As with most news hounds, Norton curators Cheryl Brutvan and Charles Stainback ventured down to Art Basel Miami Beach, sniffed around a bit and then made a quick decision about the breaking curl of contemporary art. They toured the main fair at the Miami Beach Convention Center and such satellite exhibitions as Scope and NADA, choosing 39 art works by 21 artists. Then, 10 days after the close of Art Basel, they presented the results of their intellectual exploration. The Now WHAT? opening was attended by some of the artists from the show and also blew up a whole slew of art-world constructs. Straight from the top, art exhibitions are supposed to take months, even years, to put together. Unknown artists, the eternal interns of life, are meant to suffer for decades before they are included in a museum group show. Perhaps only death, or so the cliché goes, will reveal the dirty truth of an artist’s worth.
The show committed a few missteps in its rush to make a pronouncement on contemporary art, but — given the time constraints — it’s definitely contemporary and not half bad.

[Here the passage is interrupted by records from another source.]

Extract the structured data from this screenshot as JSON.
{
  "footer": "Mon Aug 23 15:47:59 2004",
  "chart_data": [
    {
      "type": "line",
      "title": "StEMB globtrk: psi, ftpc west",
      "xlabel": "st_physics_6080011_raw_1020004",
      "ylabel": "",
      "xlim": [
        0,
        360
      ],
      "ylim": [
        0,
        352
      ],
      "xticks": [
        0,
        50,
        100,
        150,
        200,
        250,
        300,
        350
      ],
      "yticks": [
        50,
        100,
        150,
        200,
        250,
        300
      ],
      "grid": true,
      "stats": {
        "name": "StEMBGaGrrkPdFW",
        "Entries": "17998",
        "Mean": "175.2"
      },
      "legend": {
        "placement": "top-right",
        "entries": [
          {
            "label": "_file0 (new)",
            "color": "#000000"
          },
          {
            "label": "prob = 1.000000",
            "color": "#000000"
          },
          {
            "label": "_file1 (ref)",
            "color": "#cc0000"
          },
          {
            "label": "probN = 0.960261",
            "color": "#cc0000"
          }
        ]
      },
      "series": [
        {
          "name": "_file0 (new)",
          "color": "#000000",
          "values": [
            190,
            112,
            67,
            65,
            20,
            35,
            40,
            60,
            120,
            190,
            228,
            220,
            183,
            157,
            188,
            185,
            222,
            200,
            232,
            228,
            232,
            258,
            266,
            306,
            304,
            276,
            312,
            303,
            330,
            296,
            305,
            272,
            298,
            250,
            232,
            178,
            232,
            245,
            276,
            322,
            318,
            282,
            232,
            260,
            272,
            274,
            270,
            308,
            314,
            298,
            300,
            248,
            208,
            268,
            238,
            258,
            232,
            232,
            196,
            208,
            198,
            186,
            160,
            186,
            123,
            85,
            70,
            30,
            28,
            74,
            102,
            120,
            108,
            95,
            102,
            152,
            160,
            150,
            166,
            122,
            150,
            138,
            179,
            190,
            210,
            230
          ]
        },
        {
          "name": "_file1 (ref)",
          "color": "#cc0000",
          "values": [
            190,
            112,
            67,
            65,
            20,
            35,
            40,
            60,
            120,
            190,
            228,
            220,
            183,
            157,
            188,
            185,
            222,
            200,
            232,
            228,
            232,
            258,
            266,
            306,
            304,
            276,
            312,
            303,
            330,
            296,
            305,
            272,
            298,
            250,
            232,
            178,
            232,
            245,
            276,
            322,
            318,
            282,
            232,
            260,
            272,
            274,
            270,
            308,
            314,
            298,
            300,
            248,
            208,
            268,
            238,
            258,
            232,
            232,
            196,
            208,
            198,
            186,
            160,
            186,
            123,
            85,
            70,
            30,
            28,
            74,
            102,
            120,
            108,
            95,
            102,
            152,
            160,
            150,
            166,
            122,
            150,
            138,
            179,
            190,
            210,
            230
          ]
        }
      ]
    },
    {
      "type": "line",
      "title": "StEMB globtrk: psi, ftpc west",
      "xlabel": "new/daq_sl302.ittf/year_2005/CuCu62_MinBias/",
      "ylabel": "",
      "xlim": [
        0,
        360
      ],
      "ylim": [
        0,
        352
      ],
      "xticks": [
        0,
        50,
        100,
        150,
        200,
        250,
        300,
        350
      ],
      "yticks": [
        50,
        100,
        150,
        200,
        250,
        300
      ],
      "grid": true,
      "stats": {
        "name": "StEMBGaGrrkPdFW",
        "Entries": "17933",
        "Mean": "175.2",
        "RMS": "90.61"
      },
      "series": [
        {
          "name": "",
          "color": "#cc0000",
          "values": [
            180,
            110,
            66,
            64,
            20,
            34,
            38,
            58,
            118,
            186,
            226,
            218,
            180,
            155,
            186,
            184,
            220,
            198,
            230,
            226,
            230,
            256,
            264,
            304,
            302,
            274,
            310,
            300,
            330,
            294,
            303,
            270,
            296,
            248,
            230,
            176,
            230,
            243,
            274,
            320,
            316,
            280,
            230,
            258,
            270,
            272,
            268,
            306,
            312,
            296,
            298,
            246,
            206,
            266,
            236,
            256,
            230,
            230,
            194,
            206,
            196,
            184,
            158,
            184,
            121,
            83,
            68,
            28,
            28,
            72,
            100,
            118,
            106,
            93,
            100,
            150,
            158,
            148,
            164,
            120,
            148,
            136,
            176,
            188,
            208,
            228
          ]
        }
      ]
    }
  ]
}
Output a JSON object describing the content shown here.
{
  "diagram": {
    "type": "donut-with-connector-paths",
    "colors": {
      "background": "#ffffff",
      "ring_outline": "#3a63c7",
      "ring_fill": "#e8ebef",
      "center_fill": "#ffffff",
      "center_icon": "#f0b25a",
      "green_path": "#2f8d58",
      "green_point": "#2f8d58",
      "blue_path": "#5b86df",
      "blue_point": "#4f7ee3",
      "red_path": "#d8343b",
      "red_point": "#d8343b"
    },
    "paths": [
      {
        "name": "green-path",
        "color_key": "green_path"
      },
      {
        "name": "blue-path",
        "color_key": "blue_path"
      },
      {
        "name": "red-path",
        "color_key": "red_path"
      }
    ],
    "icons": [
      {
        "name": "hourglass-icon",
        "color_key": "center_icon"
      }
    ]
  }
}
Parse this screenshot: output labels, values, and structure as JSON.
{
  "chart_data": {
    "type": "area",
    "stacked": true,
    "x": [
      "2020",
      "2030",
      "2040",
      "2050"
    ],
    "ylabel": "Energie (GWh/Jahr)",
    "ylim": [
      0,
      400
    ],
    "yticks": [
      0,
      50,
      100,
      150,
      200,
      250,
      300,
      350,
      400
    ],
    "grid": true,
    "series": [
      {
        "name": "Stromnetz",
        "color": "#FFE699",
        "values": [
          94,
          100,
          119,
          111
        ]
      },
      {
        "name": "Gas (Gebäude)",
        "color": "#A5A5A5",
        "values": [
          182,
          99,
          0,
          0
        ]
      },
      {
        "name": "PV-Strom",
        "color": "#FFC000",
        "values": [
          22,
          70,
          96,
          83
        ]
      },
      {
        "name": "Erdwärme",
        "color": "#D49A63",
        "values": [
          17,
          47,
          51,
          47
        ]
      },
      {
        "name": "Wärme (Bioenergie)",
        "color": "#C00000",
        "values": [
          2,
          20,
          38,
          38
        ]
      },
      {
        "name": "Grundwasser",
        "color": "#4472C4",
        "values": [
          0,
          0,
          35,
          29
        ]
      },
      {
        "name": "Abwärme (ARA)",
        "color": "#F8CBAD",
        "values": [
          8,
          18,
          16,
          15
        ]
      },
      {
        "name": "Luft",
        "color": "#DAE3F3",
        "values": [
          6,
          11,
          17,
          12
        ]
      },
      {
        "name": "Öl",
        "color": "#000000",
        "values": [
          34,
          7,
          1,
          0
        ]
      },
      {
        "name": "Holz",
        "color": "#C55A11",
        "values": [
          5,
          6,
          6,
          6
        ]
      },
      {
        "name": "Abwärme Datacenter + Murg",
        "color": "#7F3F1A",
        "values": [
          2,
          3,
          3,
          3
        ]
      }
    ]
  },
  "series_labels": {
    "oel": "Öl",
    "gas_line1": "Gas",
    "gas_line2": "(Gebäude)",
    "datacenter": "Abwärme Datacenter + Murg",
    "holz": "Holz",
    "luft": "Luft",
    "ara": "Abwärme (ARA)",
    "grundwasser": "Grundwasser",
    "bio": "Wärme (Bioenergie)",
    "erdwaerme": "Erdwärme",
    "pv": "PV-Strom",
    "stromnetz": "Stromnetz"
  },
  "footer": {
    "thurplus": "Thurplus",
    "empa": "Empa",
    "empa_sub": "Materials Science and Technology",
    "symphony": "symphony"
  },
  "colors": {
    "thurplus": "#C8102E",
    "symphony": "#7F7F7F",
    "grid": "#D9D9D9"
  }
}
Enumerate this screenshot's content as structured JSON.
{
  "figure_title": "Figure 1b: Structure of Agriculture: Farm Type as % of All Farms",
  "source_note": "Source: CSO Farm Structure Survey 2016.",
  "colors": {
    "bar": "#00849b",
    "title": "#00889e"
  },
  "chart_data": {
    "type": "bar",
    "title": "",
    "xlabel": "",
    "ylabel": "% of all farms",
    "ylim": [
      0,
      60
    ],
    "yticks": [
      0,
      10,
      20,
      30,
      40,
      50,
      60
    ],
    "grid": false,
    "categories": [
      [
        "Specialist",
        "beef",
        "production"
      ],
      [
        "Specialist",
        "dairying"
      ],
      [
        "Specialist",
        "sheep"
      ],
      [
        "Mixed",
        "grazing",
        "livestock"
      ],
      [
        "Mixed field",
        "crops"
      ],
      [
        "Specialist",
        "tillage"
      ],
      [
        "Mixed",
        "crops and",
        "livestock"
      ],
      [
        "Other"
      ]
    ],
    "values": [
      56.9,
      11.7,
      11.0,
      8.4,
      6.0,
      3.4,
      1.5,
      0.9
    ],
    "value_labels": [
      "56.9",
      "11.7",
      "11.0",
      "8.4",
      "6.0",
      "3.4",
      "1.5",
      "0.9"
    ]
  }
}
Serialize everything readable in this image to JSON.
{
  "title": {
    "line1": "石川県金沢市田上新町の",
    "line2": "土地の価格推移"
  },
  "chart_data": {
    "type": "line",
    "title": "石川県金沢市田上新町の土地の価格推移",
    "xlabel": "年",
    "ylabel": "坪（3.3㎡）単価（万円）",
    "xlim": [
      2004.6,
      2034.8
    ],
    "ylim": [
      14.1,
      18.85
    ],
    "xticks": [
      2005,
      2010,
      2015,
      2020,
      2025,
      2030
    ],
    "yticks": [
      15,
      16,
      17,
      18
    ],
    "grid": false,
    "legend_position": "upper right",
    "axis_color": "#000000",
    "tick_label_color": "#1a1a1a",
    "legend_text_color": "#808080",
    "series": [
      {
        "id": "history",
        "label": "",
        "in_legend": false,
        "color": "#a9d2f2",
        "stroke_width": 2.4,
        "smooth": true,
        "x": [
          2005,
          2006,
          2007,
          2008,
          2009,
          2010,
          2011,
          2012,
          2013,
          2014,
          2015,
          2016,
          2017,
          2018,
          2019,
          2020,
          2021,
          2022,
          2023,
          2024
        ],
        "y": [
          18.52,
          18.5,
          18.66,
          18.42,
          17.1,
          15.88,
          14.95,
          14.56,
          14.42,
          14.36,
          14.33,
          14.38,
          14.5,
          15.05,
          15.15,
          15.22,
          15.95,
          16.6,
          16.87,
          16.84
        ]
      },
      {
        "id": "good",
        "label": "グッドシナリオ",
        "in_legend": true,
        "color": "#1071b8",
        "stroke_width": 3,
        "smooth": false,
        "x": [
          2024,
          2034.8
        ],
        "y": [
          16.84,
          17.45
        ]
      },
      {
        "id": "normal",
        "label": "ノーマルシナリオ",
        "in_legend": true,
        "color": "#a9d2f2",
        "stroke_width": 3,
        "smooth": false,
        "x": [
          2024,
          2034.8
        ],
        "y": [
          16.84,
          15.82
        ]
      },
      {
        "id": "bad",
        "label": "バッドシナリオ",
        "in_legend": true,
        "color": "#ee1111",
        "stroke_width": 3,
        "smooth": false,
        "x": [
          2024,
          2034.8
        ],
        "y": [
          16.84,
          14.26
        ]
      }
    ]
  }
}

Many of the pieces are drawn straight from the media, such as Kim Rugg’s 2010 work The Story is One Sign, which the curators found at Pulse. Within an obsessive, way-detailed paper piece, Rugg obscured the information conveyed in 30 copies of the same front page of The New York Times. Essentially, Rugg papered the copies over one another, with each front page revealing a fragment of information: a letter of the alphabet, a dollar sign, a number, a bar code. It’s a long way from the great movie of journalism, The Front Page and the subsequent His Girl Friday, but the truths are fairly constant, according to Brutvan, "We all read all these newspapers, but how much of what’s been reported is true, and, in the end, how much do we really know?"
Another piece — Allyson Strafella’s Inverted red catenary, 2010 — was also unearthed at Pulse: Strafella endlessly typed colons on red carbon paper to form a beautiful arc. On the-exchange-of-information front is Julian Montague’s 2010 Volumes from an another piece discovered at Pulse. It’s clever stuff, for which Montague has created faux covers for found books bearing such titles as Imagined Intellectual History of Animals, Architecture and Man,Managing Structural Bird Problems, Atlas of an Infestation, Ecologies of Decay and Wildlife Incursions into Modern Architecture: An Interdisciplinary Symposium, Part 3."